It’s a strange thing to think, probably, but I felt certain of it. I’m not ashamed. Really. I can look inside myself and search every corner of my soul and my psyche and I’m not ashamed at all. I’m not embarrassed. Disappointed in some ways, yes, because I would have preferred to have a happy time with my beautiful boy when he was born. No doubt about that. Postpartum depression is not what I would have chosen, and I wouldn’t wish it on anyone. Yet, it chose me. It wormed its way into my brain and stayed for a nasty while and I did my best to fight it off, often in ways that weren’t very pretty, but I did chase it away eventually. Me, plus the medication and the therapy and my family.
Postpartum depression chose me and gave me a different path to my life and now I get to know all of you. The vast majority of my readers and many of my dear friends are women who’ve been through some form of postpartum depression, so I get to know what PPD moms are like and I’m here to tell you they’re wonderful.

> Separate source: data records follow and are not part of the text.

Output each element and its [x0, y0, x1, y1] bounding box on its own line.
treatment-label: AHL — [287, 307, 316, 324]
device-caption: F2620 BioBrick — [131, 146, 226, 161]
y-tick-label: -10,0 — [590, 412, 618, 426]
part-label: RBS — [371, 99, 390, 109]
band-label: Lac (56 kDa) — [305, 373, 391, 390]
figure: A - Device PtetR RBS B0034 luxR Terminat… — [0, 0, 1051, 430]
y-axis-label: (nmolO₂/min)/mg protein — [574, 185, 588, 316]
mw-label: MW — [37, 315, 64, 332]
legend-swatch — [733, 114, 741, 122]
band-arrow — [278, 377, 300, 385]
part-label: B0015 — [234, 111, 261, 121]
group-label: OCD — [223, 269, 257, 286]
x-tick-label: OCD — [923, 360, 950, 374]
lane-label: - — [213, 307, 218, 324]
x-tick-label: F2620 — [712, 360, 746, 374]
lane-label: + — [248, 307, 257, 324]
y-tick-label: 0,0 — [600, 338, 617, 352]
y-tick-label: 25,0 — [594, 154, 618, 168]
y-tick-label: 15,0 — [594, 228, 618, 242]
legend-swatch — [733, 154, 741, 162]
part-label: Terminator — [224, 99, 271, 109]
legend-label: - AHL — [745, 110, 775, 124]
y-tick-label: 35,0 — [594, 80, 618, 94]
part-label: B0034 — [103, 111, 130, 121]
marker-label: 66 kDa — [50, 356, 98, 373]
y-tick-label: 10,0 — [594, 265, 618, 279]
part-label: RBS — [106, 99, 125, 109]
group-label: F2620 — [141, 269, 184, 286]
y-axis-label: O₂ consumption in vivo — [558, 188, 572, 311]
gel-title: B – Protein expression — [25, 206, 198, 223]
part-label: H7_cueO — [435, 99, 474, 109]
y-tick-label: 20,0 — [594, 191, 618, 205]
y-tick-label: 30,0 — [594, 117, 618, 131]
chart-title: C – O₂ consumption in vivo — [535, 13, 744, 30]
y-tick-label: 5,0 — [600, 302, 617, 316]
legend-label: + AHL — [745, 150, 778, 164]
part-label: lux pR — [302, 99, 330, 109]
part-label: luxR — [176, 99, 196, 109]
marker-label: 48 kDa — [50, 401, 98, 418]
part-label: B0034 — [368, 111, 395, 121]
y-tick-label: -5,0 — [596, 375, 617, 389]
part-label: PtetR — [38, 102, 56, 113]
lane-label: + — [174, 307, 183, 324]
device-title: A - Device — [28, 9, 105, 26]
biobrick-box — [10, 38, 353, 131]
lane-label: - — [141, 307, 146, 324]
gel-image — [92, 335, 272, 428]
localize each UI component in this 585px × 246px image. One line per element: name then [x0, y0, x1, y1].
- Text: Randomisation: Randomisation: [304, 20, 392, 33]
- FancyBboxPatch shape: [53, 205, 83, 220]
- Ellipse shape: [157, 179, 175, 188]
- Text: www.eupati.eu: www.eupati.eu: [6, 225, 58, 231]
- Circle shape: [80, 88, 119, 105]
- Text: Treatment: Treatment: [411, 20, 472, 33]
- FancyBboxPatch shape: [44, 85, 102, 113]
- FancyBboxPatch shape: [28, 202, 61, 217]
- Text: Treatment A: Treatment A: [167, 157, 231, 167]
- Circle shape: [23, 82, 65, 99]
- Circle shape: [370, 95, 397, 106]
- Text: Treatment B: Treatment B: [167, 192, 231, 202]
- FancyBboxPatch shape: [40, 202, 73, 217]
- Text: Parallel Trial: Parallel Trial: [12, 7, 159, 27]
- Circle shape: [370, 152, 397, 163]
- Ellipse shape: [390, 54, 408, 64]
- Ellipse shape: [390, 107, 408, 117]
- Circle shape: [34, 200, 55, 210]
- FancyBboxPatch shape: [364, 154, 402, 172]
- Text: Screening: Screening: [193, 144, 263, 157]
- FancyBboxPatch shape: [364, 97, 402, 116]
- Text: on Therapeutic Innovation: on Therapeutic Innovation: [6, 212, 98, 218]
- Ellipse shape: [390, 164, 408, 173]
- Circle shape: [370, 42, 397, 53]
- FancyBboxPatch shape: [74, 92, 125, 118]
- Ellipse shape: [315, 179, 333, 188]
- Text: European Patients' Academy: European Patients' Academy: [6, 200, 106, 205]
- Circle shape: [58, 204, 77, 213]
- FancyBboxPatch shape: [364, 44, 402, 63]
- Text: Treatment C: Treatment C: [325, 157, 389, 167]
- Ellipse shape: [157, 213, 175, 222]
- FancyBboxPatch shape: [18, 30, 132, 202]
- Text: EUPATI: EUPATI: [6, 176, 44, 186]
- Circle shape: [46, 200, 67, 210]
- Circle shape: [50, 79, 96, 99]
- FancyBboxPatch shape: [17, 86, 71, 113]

I’m surrounded by PPD on all sides because of the work that I do and out in the world people might think that means I’m inundated with crazy, or with weak or undesirable. They couldn’t be more wrong.
I don’t think the world would be so judgmental, so quick to dismiss or make fun of or blow off or question, if they knew people like Morra Arons-Mele, who founded We Are Woman Online and the Mission List. Or Stephanie Stearns Dulli. Jill Williams Krause of Babyrabies. Morgan Shanahan, who writes the blog The 818 and is a fellow Babble Voice and BlogHer’s entertainment editor. Advocates like Lauren Hale, who created the #PPDchat on Twitter or Amber Koter-Puline, who runs the Warrior Mom Book Club, and Adrienne Griffen who created Postpartum Support Virginia. Catherine Connors, the editor-in-chief of Babble. Becky Harks, founder of Band Back Together. Heather King, Casey Mullins, Emily Elling, Kristen Howerton, Allison McDonald, Jenni Chiu, Erin Margolin, Sharon DeVellis and Alexandra Rosas. Rita Arens, author and senior editor at BlogHer. Miranda Wicker and Kate Sluiter and Beth Ann Ballance and Addye and Susan and Esther and Robin and Kimberly and Yael and Alena and Jenna and Mirjam and Yuz and Jaime and Jen and Cristi and Andrea and Lindsay. Heather Armstrong and Molly Wizenberg and Andrea Scher and Kathleen Schmidt. These women, and so many more I can’t list all of you, are stunning human beings. If you knew them you’d know there are so many moms just like you, who’ve gone through exactly what you have, who struggled so mightily with pregnancy and new motherhood.
If you were lucky enough to be surrounded by all of these people in one room, all of whom have struggled with postpartum depression or anxiety or PTSD or psychosis or antenatal depression, you’d could see how outrageously special and wonderful women with PPD are. You would see that you’re not the awful person you think you are right now.
Go look at all of them. Look closely. They are you and you are they. It’s no wonder that I’m proud.